The letter from the Zimbabwe Catholic Bishop's Conference also directly accused the government of deliberately withholding food for political reasons "while people are starving".
The letter is seen as the most critical stance the Catholic church, the most powerful in the country, has taken in the last three years of state-driven lawlessness. It directly attacked Mugabe's leadership.
"Government has failed to provide leadership that enables the creation of an environment that enhances truth, justice, love and freedom," it said. "Economic inequalities have become worse, the gap between the rich and the poor has continued to widen.
"People have continued to suffer social and political violence. There is no sign that corruption is being with effectively. Democratic institutions and processes have been tampered with."
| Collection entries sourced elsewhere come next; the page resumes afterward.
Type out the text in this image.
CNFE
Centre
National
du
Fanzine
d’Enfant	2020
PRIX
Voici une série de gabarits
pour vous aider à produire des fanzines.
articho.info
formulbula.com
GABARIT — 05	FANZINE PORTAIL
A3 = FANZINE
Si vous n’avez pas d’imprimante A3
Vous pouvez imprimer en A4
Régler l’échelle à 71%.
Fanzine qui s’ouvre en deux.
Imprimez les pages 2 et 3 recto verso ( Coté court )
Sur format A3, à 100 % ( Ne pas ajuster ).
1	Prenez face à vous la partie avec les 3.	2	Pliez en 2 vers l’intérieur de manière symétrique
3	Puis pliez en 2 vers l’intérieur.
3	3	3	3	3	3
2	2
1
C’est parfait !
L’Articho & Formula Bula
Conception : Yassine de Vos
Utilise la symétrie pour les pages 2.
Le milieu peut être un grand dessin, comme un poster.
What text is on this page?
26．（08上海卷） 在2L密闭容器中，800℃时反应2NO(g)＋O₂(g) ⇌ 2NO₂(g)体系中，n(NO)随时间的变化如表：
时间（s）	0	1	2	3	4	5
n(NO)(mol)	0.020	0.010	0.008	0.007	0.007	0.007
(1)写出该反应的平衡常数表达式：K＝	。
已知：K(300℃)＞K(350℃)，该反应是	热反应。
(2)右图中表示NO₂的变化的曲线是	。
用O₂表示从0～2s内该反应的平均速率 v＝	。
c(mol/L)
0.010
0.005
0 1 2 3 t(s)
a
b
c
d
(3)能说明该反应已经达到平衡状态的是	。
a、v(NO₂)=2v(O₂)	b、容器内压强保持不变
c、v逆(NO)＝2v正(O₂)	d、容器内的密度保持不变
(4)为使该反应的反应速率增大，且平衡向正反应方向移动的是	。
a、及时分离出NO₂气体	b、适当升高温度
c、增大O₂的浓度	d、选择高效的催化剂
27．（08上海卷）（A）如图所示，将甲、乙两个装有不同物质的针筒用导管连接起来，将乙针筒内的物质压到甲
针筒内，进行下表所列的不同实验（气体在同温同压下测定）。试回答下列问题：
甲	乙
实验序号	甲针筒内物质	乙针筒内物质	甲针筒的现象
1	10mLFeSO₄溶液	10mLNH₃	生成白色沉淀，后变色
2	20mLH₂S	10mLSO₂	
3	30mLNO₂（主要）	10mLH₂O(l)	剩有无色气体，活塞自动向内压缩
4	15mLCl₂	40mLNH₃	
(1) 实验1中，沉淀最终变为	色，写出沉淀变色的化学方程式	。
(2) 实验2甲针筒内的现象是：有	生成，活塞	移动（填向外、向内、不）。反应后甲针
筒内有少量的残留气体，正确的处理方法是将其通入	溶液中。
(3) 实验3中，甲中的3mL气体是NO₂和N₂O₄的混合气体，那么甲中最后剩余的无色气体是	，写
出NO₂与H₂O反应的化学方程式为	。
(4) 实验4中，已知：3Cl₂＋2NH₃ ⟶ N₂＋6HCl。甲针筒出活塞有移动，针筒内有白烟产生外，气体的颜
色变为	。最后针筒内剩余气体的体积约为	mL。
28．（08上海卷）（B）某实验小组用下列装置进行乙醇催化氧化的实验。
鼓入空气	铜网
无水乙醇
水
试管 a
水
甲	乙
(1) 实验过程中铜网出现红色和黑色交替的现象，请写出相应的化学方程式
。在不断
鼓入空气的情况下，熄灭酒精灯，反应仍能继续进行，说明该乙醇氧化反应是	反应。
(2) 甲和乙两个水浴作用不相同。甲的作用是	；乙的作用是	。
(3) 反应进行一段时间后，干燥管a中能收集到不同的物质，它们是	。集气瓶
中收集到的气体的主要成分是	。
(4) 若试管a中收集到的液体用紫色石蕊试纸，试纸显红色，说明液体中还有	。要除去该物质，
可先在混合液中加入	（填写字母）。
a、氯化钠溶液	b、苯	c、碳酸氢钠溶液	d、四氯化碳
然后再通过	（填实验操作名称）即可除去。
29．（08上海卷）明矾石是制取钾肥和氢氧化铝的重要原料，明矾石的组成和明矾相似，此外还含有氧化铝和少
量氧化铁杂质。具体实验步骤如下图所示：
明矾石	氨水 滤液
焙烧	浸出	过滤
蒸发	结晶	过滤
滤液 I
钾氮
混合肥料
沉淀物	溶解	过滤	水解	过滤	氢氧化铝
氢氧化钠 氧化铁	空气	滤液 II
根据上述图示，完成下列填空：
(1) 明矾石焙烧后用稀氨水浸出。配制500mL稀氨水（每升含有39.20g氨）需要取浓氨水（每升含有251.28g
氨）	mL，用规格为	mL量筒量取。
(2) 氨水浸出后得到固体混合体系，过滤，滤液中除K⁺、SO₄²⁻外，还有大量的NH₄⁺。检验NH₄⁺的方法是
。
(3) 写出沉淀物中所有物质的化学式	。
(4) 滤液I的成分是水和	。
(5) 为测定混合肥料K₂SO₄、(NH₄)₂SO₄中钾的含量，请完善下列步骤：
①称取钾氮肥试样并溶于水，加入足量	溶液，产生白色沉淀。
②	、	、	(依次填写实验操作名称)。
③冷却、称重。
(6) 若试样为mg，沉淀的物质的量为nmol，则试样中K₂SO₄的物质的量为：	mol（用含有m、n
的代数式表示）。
Ironically, the denunciation of the government coincided with an announcement that the ruling ZANU(PF) party's politburo, the party's senior executive body, is to consider whether the late Archbishop Patrick Chakaipa (71), the former head of the church in Zimbabwe who died of cancer last week, should be declared a "national hero".
Catholicism is the country's dominant faith, but most of the church's hierarchy is widely criticised for its silence over the regime's abuses.